Global warming gets real when it comes to your house. The whole left coast is on fire, from the bottom of California to the top of Washington, skies are orange. The sun is vermillion even at high noon, that is, when you can see it at all on this otherwise sunny and theoretically cloudless day. The air quality is toxic for all.  

That’s it, I say to myself. I’m moving. I’m so outa here. I’m moving to...

Um...

Another planet? 

There is no place left to run. I’m out here on the wet side of the left coast in the most progressive neighborhood on the planet practically.

Fires are burning all around us. There is no landline phone service, the power is down, so no internet, and no water because that’s powered by electricity. 

If a fire came up through the forest where we are, we might not know it, because visibility is so poor. No one would be able to come to help put out the firestorm anyway, they are triaging and only able to warn and evacuate people right now, if that. All of the firefighting crews are overwhelmed. Whole towns are burning to ashes in an hour or two, just upwind from here. Ashes of these towns are falling like snow on our portable folding solar panels, which are just barely and intermittently charging our phones, to keep a connection with loved ones.

The radio is our main source of news, with disturbing noises alerting us to announcements of evacuation areas and routes. This is a level three alert, they warn of a nearby area. “Do not stop and gather your things. Leave now!”

We hear of friends who barely make it out because they evacuate too late. As they run away, they turn to see their cars blow up.

These things happen fast. The forest has been drying out in a half continent sized mega drought going on decades now, a result of climate change. 

Actually it is dying out.
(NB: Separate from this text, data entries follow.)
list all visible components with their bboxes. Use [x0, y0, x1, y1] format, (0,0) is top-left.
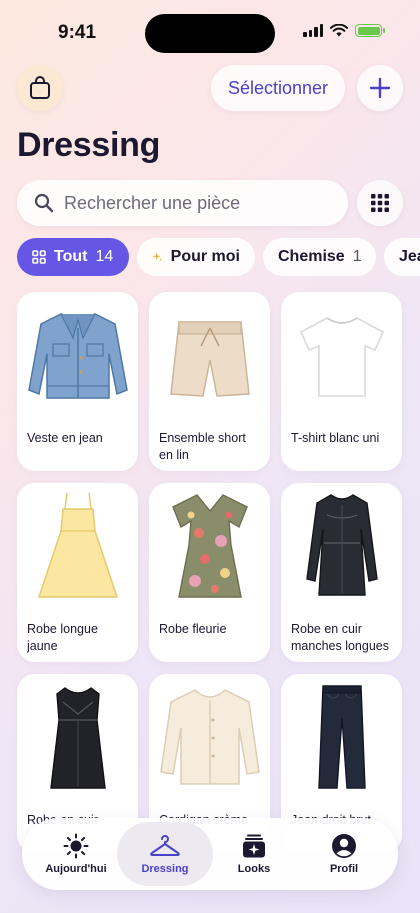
search-icon [34, 193, 54, 213]
filter-chip-for-me[interactable]: Pour moi [137, 238, 255, 276]
battery-icon [355, 24, 385, 37]
clothing-card[interactable]: T-shirt blanc uni [281, 292, 402, 471]
status-time: 9:41 [58, 22, 97, 43]
status-bar: 9:41 [0, 0, 420, 56]
add-button[interactable] [357, 65, 403, 111]
item-name: T-shirt blanc uni [291, 431, 380, 445]
tab-label: Looks [237, 863, 271, 875]
shopping-bag-button[interactable] [17, 65, 63, 111]
tab-label: Dressing [141, 863, 189, 875]
page-title: Dressing [17, 126, 161, 164]
status-icons [303, 24, 385, 37]
cream-cardigan-image [149, 674, 270, 796]
hanger-icon [150, 835, 180, 856]
filter-chip-shirt[interactable]: Chemise 1 [263, 238, 376, 276]
item-name: Veste en jean [27, 431, 103, 445]
denim-jacket-image [17, 292, 138, 414]
tab-label: Aujourd'hui [45, 863, 107, 875]
plus-icon [369, 77, 391, 99]
item-name: Robe fleurie [159, 622, 227, 636]
dynamic-island [145, 14, 275, 53]
filter-chip-jeans[interactable]: Jea [384, 238, 420, 276]
chip-label: Tout [54, 248, 88, 265]
grid-icon [371, 194, 389, 212]
leather-long-sleeve-dress-image [281, 483, 402, 605]
tab-label: Profil [329, 863, 359, 875]
floral-dress-image [149, 483, 270, 605]
search-bar[interactable] [17, 180, 348, 226]
clothing-card[interactable]: Ensemble short en lin [149, 292, 270, 471]
signal-icon [303, 24, 323, 37]
white-tshirt-image [281, 292, 402, 414]
tab-profile[interactable]: Profil [296, 822, 392, 886]
yellow-dress-image [17, 483, 138, 605]
tab-dressing[interactable]: Dressing [117, 822, 213, 886]
wifi-icon [330, 24, 348, 37]
linen-shorts-image [149, 292, 270, 414]
tab-looks[interactable]: Looks [206, 822, 302, 886]
grid-small-icon [32, 250, 46, 264]
clothing-card[interactable]: Veste en jean [17, 292, 138, 471]
tab-today[interactable]: Aujourd'hui [28, 822, 124, 886]
filter-chips: Tout 14 Pour moi Chemise 1 Jea [17, 238, 420, 276]
item-name: Robe en cuir manches longues [291, 622, 389, 653]
raw-jeans-image [281, 674, 402, 796]
chip-label: Pour moi [170, 248, 240, 265]
filter-chip-all[interactable]: Tout 14 [17, 238, 129, 276]
tab-bar: Aujourd'hui Dressing Looks Profil [22, 818, 398, 890]
item-name: Robe longue jaune [27, 622, 98, 653]
clothing-card[interactable]: Robe fleurie [149, 483, 270, 662]
chip-label: Chemise [278, 248, 345, 265]
leather-dress-image [17, 674, 138, 796]
search-input[interactable] [64, 192, 324, 214]
select-button[interactable]: Sélectionner [211, 65, 345, 111]
clothing-card[interactable]: Robe en cuir manches longues [281, 483, 402, 662]
chip-label: Jea [399, 248, 420, 265]
shopping-bag-icon [30, 76, 50, 99]
chip-count: 1 [352, 248, 362, 265]
chip-count: 14 [95, 248, 114, 265]
item-name: Ensemble short en lin [159, 431, 246, 462]
clothing-card[interactable]: Robe longue jaune [17, 483, 138, 662]
grid-view-button[interactable] [357, 180, 403, 226]
sparkle-icon [152, 252, 162, 261]
profile-icon [332, 834, 356, 858]
sun-icon [63, 833, 89, 859]
looks-icon [243, 834, 265, 858]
These trees burning now will be changed out by nature for more dry climate trees, the kind that live south and east of the wet coast, pines for firs. New animals will come to replace the ones who have lived here because the habitat will be different.
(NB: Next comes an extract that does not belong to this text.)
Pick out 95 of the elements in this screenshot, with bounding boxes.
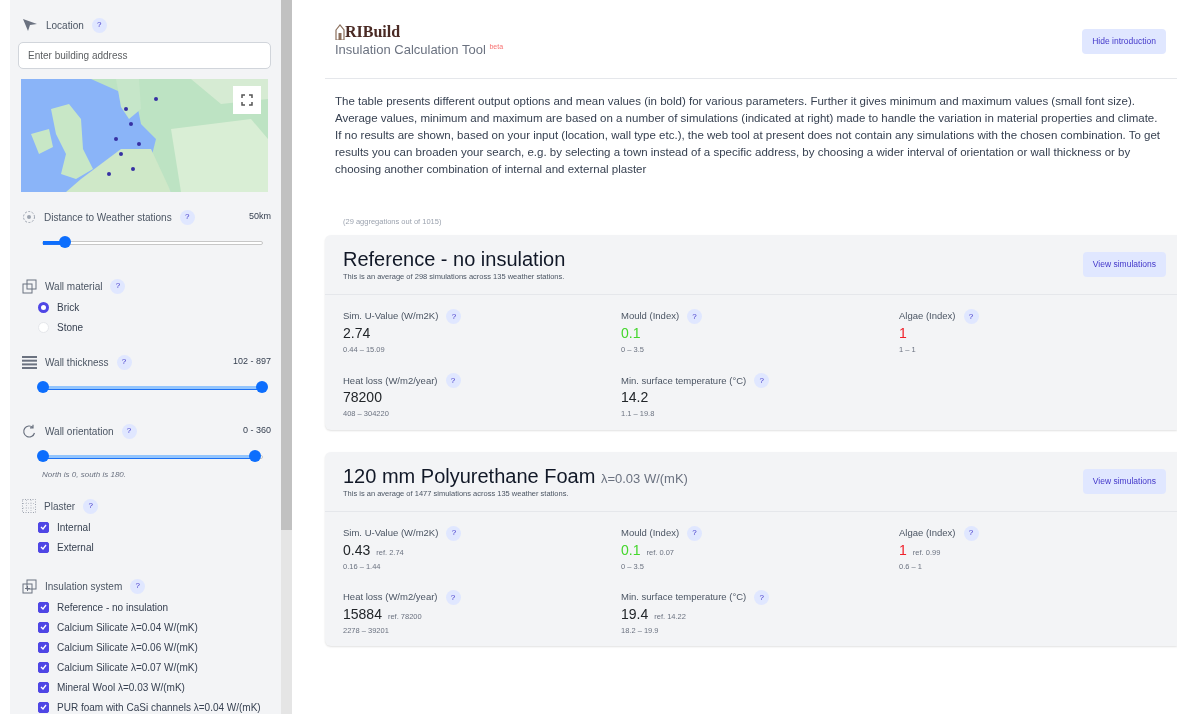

But when the hot east wind came up a few days ago, the sky turned brown and the air turned smoky. A balmy blue sky on a quiet afternoon became a hell world in minutes. All night we hunker down with the radio left on, half sleeping while the howling hot wind slams tree bits onto the house.

It’s funny what you think of putting in the car and the go-bag at such a time, if you have the luxury of having time to do that, which we do, so far..

The dog and cat carriers sit by the front door, of course. Then you wander around the house in the dim amber light of mid day, rating the objects you may never see again. Oddly dispassionate, I pack a few bits of clothes, all of them blue, from my overflowing closet, some daily body care items like toothbrush and so on, and move on to my studio with my art and tools of my art. 

Many years of my artwork is here. Many carloads. Much of my life’s work. I can fit only a tiny fraction of it in a car. I end up putting only a few of the projects I’m actually working on, right now, into the car. I feel I have to finish them! That is where my heart is with them. A few of the materials and tools I will need to do so as well. 

The rest, well I already finished them. Funny logic, if that is what it is.

Later I sleep. In my nightmares, I dream of my packed car rolling into a lake. All is lost. Then I cry. 

I wake up, with my head throbbing from smoke inhalation, glad to see I’m still at home, with the strange orange light in the sky and the red sun again, coming in the window. 


“Adults keep saying we owe it to the young people, to give them hope, but I don’t want your hope. I don’t want you to be hopeful. I want you to panic. I want you to feel the fear I feel every day. I want you to act. I want you to act as you would in a crisis. I want you to act as if the house is on fire, because it is.”